Zu den Herausforderungen des Wohnquartiers „Am Weidengraben“ zählt Zawar-Schlegel die hohe Bevölkerungsdichte auf einem kleinen Areal. Entstanden ist das Quartier in den 60er Jahren mit dem Bau der vier- bis neungeschossigen Häuser, die im Zentrum liegen. Am Weidengraben wohnen circa 2700 Menschen, rund ein Drittel der Haushalte lebt in öffentlich gefördertem sozialen Wohnungsbau. Es gebe eine gute Durchmischung an Menschen, die nicht in prekären Lebensverhältnissen lebten, erläutert der Pädagoge und Betriebswirt. Zawar-Schlegel arbeitet seit 17 Jahren im taw und stellt fest: „Unsere Arbeit trägt Früchte.“ Das Haus sei sehr gut im Stadtteil vernetzt und habe mittlerweile eine andere Akzeptanz als früher. Dies spüre er beispielsweise an dem deutlicheren Zuspruch der Senioren und daran, dass auch Leute von außerhalb kommen würden. „Wenn es uns nicht gäbe, wäre der Stadtteil deutlich ärmer“, sagt er selbstbewusst.

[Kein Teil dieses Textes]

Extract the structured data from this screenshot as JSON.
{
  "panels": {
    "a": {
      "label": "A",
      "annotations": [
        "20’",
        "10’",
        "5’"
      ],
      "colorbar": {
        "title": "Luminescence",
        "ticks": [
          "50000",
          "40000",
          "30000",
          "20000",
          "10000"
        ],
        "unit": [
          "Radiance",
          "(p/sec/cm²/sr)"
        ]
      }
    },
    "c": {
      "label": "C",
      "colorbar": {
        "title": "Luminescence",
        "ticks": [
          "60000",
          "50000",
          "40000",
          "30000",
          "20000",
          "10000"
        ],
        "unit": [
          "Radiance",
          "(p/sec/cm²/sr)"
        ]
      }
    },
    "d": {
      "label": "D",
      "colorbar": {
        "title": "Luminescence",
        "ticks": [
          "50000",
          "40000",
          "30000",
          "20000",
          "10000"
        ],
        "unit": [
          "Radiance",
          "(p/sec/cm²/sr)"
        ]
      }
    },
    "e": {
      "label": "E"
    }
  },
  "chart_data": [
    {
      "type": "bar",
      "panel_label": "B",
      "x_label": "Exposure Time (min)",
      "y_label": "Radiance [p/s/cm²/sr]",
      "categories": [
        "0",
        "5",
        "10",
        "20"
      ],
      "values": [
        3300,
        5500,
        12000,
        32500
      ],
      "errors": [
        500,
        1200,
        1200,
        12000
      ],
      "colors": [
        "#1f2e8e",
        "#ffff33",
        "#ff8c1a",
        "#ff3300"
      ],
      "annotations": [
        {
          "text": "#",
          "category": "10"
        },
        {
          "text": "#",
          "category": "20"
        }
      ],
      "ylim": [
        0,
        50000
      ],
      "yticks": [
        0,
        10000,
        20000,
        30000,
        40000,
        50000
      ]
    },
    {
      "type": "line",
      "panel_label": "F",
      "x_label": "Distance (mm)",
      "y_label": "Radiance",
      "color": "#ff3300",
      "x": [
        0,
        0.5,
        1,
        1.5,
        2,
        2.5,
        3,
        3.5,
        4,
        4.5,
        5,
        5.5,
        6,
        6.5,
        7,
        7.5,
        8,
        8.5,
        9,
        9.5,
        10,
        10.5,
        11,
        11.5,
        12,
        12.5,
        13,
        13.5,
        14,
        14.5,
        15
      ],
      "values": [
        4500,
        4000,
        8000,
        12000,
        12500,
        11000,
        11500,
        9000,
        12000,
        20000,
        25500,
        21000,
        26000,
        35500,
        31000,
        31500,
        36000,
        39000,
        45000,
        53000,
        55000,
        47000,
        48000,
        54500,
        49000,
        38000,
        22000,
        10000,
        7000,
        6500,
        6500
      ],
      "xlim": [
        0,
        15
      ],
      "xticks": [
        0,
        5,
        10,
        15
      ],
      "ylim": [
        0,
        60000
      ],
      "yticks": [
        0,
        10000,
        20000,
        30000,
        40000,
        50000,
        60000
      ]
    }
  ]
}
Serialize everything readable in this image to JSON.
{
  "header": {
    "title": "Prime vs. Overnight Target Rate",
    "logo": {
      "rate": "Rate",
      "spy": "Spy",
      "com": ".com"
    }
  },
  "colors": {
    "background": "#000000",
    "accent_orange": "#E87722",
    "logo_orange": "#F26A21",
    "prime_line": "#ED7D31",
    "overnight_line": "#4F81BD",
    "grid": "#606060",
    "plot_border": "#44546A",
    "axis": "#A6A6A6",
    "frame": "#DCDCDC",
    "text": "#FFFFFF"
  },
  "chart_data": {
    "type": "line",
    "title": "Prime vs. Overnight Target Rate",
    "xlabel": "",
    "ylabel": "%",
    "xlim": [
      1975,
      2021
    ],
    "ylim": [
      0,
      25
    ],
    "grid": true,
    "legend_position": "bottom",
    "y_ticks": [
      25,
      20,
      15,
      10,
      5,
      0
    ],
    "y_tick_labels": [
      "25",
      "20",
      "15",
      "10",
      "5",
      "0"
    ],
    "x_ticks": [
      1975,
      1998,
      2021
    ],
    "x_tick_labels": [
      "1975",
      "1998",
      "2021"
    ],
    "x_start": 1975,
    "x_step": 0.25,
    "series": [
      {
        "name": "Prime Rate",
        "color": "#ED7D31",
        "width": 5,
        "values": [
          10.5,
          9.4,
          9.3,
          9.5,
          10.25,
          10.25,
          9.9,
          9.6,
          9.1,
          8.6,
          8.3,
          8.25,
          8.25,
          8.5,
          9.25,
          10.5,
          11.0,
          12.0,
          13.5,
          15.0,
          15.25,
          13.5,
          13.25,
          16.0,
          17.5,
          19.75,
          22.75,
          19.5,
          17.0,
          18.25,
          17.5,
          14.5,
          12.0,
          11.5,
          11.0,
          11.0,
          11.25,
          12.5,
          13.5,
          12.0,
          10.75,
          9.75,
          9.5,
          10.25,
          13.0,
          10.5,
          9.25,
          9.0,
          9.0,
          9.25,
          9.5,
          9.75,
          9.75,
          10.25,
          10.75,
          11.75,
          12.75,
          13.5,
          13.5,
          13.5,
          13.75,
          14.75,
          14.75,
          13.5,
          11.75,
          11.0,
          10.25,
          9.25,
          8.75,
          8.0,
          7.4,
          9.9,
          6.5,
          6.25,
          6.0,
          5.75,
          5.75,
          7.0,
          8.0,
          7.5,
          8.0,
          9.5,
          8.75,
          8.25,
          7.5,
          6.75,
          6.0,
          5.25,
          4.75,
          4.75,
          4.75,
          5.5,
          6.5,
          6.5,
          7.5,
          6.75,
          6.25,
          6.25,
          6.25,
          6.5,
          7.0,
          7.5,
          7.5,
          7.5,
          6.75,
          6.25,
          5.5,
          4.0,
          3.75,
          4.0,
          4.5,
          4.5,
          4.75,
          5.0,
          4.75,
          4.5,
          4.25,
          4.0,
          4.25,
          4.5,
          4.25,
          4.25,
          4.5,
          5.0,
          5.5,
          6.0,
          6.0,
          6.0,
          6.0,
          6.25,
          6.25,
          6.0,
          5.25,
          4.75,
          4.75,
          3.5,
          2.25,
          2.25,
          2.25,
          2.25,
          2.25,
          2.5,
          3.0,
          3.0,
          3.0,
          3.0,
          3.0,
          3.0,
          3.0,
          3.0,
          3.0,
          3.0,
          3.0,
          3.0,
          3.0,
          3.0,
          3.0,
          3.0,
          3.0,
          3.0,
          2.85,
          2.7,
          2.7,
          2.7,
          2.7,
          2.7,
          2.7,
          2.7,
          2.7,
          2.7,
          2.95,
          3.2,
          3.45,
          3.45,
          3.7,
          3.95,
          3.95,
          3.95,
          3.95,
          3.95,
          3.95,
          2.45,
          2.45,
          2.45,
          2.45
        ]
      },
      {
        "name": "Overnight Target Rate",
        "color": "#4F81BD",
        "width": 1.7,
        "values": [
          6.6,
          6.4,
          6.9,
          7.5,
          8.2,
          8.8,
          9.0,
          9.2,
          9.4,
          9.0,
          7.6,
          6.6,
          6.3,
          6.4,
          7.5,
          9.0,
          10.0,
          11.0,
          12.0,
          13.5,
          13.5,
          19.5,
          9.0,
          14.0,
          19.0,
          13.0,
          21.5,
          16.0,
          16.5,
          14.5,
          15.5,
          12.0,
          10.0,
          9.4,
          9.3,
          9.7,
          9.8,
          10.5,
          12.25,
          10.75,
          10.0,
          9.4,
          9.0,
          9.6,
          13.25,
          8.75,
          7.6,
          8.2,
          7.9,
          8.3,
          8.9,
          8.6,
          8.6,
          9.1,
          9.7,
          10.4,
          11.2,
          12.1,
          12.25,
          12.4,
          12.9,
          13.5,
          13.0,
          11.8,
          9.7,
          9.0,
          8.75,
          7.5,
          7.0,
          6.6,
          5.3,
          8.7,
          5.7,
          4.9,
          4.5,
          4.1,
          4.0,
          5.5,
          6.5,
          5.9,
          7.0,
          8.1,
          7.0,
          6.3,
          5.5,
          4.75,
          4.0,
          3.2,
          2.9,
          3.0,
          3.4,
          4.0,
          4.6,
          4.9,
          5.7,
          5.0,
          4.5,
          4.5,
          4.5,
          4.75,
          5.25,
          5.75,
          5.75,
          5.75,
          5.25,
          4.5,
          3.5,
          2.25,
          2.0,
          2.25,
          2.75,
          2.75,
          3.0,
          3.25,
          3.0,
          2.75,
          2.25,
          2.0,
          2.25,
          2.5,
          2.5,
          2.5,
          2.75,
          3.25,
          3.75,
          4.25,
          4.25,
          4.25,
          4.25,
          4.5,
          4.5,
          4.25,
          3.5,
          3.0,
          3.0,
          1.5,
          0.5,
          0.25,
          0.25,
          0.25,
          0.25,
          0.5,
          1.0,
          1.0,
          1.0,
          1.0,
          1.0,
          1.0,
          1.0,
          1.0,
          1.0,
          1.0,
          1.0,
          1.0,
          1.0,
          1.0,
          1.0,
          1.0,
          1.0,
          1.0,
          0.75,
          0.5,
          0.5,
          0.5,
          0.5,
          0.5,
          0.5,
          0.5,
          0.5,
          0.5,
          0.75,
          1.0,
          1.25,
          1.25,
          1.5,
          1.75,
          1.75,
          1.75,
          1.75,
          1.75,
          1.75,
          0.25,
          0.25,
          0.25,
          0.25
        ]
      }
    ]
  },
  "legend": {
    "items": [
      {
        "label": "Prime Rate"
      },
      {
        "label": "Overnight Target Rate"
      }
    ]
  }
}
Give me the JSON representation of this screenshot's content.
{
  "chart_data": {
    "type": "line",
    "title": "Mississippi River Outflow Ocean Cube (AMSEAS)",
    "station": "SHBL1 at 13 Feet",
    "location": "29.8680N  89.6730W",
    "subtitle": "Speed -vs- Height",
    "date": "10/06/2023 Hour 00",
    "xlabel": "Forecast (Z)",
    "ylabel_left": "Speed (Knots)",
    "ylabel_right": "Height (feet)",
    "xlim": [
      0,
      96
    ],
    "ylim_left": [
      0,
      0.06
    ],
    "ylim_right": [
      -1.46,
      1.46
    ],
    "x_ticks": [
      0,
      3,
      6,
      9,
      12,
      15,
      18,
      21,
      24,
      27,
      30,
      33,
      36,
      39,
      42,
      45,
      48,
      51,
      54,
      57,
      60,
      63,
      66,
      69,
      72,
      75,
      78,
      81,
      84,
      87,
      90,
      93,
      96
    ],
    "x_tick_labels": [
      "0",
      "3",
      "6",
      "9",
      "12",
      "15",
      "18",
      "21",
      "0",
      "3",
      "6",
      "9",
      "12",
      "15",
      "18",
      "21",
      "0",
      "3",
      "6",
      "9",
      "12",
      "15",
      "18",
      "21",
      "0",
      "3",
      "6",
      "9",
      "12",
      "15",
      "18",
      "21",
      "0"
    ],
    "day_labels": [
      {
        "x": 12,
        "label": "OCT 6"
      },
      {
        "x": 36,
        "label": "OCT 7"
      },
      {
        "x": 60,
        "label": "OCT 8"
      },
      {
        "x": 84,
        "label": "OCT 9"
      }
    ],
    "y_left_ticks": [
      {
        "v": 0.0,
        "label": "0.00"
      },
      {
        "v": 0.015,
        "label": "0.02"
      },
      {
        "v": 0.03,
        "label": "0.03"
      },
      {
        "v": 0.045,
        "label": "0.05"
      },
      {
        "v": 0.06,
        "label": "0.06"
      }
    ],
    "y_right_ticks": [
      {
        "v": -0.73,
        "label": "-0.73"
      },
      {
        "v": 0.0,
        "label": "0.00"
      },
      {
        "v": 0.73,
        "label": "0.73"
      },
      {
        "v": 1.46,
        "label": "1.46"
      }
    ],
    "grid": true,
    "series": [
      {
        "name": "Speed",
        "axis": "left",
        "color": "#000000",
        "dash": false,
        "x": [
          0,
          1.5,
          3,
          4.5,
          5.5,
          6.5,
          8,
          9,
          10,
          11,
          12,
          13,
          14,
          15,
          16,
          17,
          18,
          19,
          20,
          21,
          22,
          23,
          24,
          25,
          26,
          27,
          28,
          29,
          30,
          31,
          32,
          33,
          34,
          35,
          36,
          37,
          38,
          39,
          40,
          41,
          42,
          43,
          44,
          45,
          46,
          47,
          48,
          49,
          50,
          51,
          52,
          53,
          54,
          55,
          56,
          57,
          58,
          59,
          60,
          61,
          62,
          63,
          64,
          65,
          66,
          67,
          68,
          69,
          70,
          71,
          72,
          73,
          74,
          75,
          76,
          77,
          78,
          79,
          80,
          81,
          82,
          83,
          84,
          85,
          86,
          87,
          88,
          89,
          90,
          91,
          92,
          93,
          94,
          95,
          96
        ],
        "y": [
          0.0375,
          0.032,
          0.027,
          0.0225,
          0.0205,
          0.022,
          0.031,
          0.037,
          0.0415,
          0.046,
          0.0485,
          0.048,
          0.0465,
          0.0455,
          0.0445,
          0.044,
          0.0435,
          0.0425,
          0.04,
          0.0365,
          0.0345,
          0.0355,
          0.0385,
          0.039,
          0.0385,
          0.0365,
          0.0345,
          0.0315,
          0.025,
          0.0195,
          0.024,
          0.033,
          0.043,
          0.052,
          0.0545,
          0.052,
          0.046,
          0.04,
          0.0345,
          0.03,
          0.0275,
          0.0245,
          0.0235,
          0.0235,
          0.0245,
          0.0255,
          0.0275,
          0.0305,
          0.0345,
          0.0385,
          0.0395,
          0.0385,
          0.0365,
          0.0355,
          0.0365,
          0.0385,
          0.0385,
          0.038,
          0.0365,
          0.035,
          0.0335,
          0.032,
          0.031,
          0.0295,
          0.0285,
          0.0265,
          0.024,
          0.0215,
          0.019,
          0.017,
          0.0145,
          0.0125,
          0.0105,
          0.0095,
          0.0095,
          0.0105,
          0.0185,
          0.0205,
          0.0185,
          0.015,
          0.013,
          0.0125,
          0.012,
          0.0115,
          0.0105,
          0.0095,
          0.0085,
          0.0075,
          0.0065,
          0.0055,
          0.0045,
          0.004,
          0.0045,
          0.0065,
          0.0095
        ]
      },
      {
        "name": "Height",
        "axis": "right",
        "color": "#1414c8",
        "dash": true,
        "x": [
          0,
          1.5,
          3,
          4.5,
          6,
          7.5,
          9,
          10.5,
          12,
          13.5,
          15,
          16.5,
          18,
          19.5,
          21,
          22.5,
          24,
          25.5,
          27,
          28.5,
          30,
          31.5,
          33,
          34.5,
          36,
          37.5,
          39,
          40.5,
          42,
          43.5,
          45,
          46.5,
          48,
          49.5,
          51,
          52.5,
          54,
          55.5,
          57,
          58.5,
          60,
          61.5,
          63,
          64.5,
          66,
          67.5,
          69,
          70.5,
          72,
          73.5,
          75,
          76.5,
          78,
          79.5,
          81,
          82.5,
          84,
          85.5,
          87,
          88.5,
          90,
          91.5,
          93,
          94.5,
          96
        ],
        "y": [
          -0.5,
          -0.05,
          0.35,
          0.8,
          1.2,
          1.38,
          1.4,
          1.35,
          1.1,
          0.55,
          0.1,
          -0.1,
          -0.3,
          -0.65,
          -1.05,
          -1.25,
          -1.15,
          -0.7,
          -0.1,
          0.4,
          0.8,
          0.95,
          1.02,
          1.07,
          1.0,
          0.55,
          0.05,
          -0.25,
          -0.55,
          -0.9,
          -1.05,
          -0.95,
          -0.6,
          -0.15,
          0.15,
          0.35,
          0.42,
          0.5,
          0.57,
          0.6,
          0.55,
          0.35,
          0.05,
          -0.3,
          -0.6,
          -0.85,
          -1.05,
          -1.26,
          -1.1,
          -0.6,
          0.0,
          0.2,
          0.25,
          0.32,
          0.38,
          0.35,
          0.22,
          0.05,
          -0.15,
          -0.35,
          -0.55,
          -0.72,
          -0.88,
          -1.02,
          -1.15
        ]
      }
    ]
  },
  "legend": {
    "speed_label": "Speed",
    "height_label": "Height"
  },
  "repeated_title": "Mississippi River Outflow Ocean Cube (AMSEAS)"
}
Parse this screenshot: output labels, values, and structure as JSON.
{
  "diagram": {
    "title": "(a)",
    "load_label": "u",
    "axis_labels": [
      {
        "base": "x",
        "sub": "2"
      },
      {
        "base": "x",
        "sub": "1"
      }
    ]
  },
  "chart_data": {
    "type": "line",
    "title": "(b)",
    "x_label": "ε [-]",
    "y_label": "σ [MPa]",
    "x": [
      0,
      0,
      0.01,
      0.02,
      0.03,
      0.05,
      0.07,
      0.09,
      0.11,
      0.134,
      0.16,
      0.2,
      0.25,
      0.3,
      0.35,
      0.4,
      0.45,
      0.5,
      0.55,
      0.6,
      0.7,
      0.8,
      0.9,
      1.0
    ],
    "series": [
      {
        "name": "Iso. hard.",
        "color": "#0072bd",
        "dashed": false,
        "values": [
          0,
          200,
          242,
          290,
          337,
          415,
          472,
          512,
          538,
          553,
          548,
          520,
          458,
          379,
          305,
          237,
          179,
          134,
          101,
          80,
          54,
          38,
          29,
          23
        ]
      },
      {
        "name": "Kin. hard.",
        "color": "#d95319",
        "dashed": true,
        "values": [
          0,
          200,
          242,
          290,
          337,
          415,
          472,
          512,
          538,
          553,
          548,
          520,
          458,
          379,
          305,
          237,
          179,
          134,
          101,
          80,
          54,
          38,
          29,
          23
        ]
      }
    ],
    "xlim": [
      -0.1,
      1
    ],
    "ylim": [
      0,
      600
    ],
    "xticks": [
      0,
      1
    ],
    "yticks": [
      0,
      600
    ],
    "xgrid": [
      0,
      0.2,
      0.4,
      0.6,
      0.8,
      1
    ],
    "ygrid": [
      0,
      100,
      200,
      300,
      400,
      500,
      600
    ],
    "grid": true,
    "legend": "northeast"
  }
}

Für die Zukunft wünschen sich Anhäuser und Zawar-Schlegel vor allem, die neu angekommenen Menschen im Burgunderviertel in den Stadtteil einzubinden. Die bisherigen Treffen hätten sie positiv gestimmt, erzählt Zawar-Schlegel. „Die Flüchtlinge wollen sich integrieren, sie sind wissbegierig“, berichtet er. Ebenso solle Integration aber auch in die andere Richtung gedacht werden. Deswegen wünscht er sich einen Arabisch-Sprachkurs. Im Frühling soll es ein gemeinsames Fest in der Louis- Pasteur-Straße im Burgunderviertel geben. „Die Begegnung muss ermöglicht werden, das ist unser Auftrag“, sagt der Pädagoge.